How Peter Fleming – brother of Bond writer Ian – fought Nazi tyranny

The brother even braver than James Bond: Armed with poison arrows and a rag-tag army, Peter Fleming – sibling of Bond creator Ian – aimed to kill as many Nazis as possible as new book reveals he was a master of deception 

As Britain waited for a Nazi invasion in the summer of 1940, a select group of men prepared to meet the enemy with lethal eccentricity. Their weapons included two longbows and quivers of arrows dipped in a deadly poison that the brigade’s leader had discovered while exploring the Amazon jungle.

His name was Peter Fleming, and he led the Resistance Army of Kent and Sussex — a ruthlessly determined band of about 20 guerilla units whose sole aim was to kill as many Germans as possible. None of them was expected to survive: they were expendable and at the same time indispensable, if the invasion was to be repelled.
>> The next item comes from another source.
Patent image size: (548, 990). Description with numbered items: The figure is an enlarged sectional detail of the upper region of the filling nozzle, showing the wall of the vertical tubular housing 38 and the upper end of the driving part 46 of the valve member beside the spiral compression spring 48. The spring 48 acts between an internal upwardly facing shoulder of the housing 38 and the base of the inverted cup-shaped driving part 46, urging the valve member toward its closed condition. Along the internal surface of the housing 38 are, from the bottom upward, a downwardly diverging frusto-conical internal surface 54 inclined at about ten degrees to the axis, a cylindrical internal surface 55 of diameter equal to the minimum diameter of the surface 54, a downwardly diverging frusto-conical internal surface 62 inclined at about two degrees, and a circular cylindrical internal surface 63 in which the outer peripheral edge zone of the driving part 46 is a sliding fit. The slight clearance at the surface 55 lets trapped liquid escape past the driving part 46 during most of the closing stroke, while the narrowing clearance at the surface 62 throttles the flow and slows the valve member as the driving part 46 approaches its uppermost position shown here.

Fleming hoped that, by striking silently along the lanes and woodland tracks south of London, they would create a fear of a ghost-like army of English archers among the enemy. It was just one of an extraordinary and surreally creative arsenal of ideas designed to throw German High Command into confusion. This unorthodox and merciless approach to warfare would later be reflected in some of the most famous thrillers and action films of the 20th century . . . because Peter Fleming was the beloved elder brother of the novelist Ian, creator of James Bond.

Action and words: Peter (left) and Ian Fleming (right) when they were both young boys, Peter would grow up to a world of espionage more dramatic than the books his brother would later come to write

The ruses and the ruthlessness Peter Fleming used were quintessential Bond. So was his devil-may-care attitude to mortal danger and, above all, his readiness with a quip. If any man personified the real Bond, it was Ian Fleming’s brother.
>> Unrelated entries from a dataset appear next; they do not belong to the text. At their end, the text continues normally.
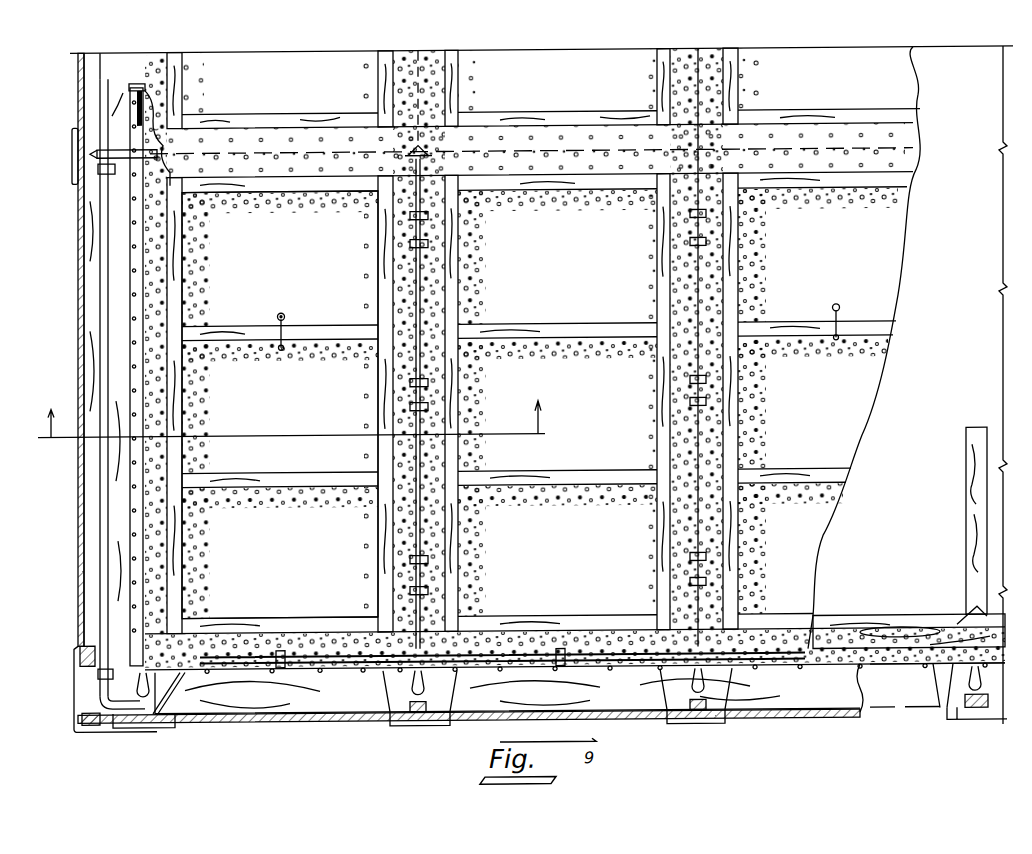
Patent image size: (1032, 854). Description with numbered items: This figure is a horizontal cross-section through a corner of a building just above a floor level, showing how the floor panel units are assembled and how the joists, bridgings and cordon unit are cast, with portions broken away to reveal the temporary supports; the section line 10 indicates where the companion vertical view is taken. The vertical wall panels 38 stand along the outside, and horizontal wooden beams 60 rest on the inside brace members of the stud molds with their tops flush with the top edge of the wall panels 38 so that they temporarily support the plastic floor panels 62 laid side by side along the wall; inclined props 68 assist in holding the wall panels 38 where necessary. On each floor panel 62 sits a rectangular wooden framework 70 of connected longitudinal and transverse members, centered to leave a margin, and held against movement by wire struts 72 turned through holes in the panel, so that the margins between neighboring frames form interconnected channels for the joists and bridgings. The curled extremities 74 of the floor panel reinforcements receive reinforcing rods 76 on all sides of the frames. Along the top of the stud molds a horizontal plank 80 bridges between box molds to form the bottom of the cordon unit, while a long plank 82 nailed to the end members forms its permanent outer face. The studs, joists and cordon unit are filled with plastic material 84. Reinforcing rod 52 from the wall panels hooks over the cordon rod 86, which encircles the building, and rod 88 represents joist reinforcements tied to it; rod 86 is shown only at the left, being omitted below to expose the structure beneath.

The section line 10 is at (296, 418).
The vertical wall panel 38 is at (130, 307).
The reinforcing rod 52 is at (700, 692).
The horizontal wooden beam 60 is at (898, 630).
The floor panel 62 is at (848, 418).
The inclined prop 68 is at (966, 513).
The rectangular wooden framework 70 is at (357, 341).
The wire strut 72 is at (288, 333).
The curled extremity of rod reinforcement 74 is at (430, 247).
The reinforcing rod 76 is at (147, 545).
The horizontal plank 80 is at (85, 357).
The long horizontal plank 82 is at (78, 530).
The plastic material 84 is at (505, 137).
The reinforcing rod 86 is at (100, 98).
The rod 88 is at (200, 112).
Peter Fleming’s other plans for stopping Hitler’s shock troops included mining bridges and booby-trapping houses, lobbing home-made bombs or Molotov cocktails, and turning countless members of the public into potential resistance fighters — willing to press a switch and blow up the enemy when the moment came.

He and his second-in-command, ‘Mad’ Mike Calvert of the Royal Engineers, became renowned for their reckless disdain for danger. When a group of VIPs visited their headquarters at a farmhouse called The Garth, near Canterbury in Kent, the bigwigs were alarmed by the arrangements for dinner.

Their table was a crate of gelignite. As the evening wore on, Fleming casually lit a few candles which dripped wax onto the box. The senior officer, General Sir Andrew Thorne, remarked drily, ‘I see you like to live dangerously.’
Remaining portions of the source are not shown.